The Art of Theft by Sherry Thomas
Rating: ★★★★★
As “Sherlock Holmes, consulting detective,” Charlotte Holmes has solved murders and found missing individuals. But she has never stolen a priceless artwork—or rather, made away with the secrets hidden behind a much-coveted canvas.
But Mrs. Watson is desperate to help her old friend recover those secrets and Charlotte finds herself involved in a fever-paced scheme to infiltrate a glamorous Yuletide ball where the painting is one handshake away from being sold and the secrets a bare breath from exposure.
Her dear friend Lord Ingram, her sister Livia, Livia’s admirer Stephen Marbleton—everyone pitches in to help and everyone has a grand time. But nothing about this adventure is what it seems and disaster is biding time on the grounds of a glittering French chateau, waiting only for Charlotte to make a single mistake…
*happy sigh*
There are few things you can count on in life. For me, one of those things is this series. I know that whenever I pick up the latest release in it, I’m in for a five-star worthy read.
This installment only serves to reinforce this as my favorite ongoing series. If you’re worried that this makes me a biased reader, fear not. Kate Daniels is another of my favorite series, and I one-starred one of the books in it. Because WTF, Curran?
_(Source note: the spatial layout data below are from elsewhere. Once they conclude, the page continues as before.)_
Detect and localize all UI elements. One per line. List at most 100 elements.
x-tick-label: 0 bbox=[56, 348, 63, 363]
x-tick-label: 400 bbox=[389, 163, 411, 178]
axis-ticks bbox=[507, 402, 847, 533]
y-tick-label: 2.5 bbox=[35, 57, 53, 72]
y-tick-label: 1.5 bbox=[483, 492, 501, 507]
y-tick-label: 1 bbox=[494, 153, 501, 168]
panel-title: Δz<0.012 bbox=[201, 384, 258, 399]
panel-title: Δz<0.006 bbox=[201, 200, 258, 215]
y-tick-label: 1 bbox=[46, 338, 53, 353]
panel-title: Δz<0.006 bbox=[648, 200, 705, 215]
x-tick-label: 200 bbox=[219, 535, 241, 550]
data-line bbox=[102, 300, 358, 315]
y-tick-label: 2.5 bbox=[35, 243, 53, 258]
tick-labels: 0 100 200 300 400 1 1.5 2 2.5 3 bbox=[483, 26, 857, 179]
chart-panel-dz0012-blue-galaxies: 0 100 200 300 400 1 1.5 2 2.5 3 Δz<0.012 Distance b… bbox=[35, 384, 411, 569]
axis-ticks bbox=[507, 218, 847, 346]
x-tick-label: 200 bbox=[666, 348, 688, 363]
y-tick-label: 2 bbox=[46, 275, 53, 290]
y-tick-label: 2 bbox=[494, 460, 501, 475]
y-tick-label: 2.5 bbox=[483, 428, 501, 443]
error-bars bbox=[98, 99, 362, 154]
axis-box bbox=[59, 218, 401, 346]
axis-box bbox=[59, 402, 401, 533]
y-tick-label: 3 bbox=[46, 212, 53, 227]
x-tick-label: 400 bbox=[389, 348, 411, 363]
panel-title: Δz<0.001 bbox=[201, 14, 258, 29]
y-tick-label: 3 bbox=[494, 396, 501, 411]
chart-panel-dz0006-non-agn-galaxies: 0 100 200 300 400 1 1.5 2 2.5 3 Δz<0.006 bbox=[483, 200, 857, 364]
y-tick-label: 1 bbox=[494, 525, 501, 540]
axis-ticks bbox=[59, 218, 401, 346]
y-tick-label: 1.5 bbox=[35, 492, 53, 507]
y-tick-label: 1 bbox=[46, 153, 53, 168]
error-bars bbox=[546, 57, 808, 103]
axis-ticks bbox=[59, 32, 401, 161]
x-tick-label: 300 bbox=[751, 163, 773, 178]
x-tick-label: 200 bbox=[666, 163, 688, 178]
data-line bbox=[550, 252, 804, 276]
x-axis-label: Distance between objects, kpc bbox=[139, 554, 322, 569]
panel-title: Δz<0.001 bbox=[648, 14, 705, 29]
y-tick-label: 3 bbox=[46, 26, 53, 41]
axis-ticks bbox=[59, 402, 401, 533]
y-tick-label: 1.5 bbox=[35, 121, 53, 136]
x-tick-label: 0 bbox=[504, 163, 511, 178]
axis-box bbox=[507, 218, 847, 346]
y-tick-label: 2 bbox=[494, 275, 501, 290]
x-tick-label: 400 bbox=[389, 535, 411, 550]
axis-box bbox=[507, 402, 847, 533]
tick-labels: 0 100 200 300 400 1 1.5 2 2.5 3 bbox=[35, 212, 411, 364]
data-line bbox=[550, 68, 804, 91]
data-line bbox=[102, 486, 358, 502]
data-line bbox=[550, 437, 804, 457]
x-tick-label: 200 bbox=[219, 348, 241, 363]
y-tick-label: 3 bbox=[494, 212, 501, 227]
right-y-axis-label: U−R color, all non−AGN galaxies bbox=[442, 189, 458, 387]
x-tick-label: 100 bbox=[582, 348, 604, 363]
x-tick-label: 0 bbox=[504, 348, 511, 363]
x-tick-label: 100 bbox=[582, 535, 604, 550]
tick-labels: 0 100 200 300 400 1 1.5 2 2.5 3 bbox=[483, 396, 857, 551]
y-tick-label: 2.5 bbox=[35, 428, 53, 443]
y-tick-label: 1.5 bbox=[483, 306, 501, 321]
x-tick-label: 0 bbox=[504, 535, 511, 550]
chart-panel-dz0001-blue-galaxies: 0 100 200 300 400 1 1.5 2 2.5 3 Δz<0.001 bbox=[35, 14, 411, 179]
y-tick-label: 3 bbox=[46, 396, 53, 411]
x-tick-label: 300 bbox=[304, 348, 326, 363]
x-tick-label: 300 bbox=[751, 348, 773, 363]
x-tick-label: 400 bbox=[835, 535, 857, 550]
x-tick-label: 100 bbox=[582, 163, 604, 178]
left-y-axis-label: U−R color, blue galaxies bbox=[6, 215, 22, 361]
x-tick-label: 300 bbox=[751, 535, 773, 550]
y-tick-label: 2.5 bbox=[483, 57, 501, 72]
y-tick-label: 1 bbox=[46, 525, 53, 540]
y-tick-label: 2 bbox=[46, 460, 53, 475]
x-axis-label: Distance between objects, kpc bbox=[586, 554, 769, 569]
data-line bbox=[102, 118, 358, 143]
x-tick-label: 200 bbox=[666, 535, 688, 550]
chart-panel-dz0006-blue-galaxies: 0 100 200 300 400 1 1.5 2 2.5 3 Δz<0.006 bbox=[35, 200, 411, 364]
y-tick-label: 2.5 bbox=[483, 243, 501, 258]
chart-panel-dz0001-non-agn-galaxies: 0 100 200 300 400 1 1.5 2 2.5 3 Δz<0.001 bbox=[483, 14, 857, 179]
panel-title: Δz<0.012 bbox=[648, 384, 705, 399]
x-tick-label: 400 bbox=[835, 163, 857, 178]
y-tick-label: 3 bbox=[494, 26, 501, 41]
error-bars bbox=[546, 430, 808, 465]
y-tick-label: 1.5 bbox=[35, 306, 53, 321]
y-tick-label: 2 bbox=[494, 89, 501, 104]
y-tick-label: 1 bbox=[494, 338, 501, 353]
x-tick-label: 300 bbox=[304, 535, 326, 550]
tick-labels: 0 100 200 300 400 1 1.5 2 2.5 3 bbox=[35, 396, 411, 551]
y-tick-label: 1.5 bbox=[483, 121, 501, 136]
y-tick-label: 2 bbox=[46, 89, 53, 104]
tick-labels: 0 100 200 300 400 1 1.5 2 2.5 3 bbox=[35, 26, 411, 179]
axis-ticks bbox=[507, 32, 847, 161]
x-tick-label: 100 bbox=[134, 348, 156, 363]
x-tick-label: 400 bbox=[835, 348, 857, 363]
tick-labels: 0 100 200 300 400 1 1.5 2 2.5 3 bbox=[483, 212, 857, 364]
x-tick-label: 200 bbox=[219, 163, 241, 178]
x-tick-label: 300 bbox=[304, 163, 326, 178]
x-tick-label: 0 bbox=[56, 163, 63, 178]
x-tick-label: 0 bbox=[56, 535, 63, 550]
In The Art of Theft, Sherry Thomas takes all the characters we’ve grown to know and love and places them in immense danger. One of the chief complaints from other readers of this series is that it’s “too slow”. Which, fine, I get that. In this day and age of 80k books with zero downtime, I can understand why a book with longer sentences and a sharper focus on the minutiae of the time period it’s set in might seem a little long-winded.
Not so much with this installment. Thomas has already set the scene for us. The past worldbuilding is expansive. Now, she sheds some of the scenes others thought extraneous and gets down to the fine art of terrifying her devoted readers.
Seriously. Sherry, you trying to kill me?
There were scenes in this that were nothing short of hair-raising. The danger to these characters I’ve grown so fond of was palpable throughout.
By now you’re probably wondering about the plot, and while I can’t get into too much because of the spoilers for the rest of the series, I can instead give you an overview.
Here is the summary of our task:
A blackmailed Maharani. Letters hidden in the back of a priceless Van Gogh. A breathless race across the continent. An ominous mansion rumored to contain a den unspoken sins. And, at the very heart of everything, their greatest enemy lurks, unseen.
Aaaaaand that’s about all I can tell you.
One of the things I love most about this series is that I never really know what the hell is going on. Oh, I think I do. But Thomas’ plots are like onions. They are so layered that by the time you get ‘to the bottom of it’ you realize that everyone is in way over their heads and no one remembered to pack the life raft.
Paired with this masterful plotting is a cast of characters that only grows more diverse and nuanced with each installment. This is my very favorite kind of retelling. One that expands upon the foundation of the original tales. Adds more depth. Makes it feminist.
The thing about most historical romances that I have trouble stomaching these days is that a lot of the authors in the genre skip over the more troubling aspects of the time periods they set their books in. They don’t talk about slavery. Or the fact that women were basically treated as chattel.
And while this series is definitely more in the realm of historical fiction, there are several central romances unfolding within it. Sherry Thomas looks a lot of the truths I just mentioned in the eye and writes about them in a way that is still (sadly) so relevant today.
…fundamentally, this is about the imbalance of power between the sexes. As long as women’s primary access to power is via access to men, and as long as men value women primarily as either carriers of their bloodline or vessels for their carnal desires, both men and women will be commenting on women’s youth and beauty – or lack thereof – ad naseum, the former group as they would appraise any other interchangeable commodity, and the latter as assessment of competitive advantages and disadvantages.
So, again, I cannot recommend this series enough for anyone with a longer attention span who loves a well-researched, well-written retelling.
And now my long wait begins for the next installment.
That cliffhanger…
I love this series so much too and this one was no exception! Can’t wait for the next book already.
I am so impatient after that ending. Poor Livia 😢
I got the first book like a year ago. I forever procrastinate things. I like some acknowledgment at the very least. What I don’t want to see authors doing, that some people seem to be confused by, is making those tragedies into the central focus instead of just something that people thought of as a part of their lives.
I guess I’m divided on the issue. If the characters come from marginalized groups during that time period, I would expect it to be part of the central focus.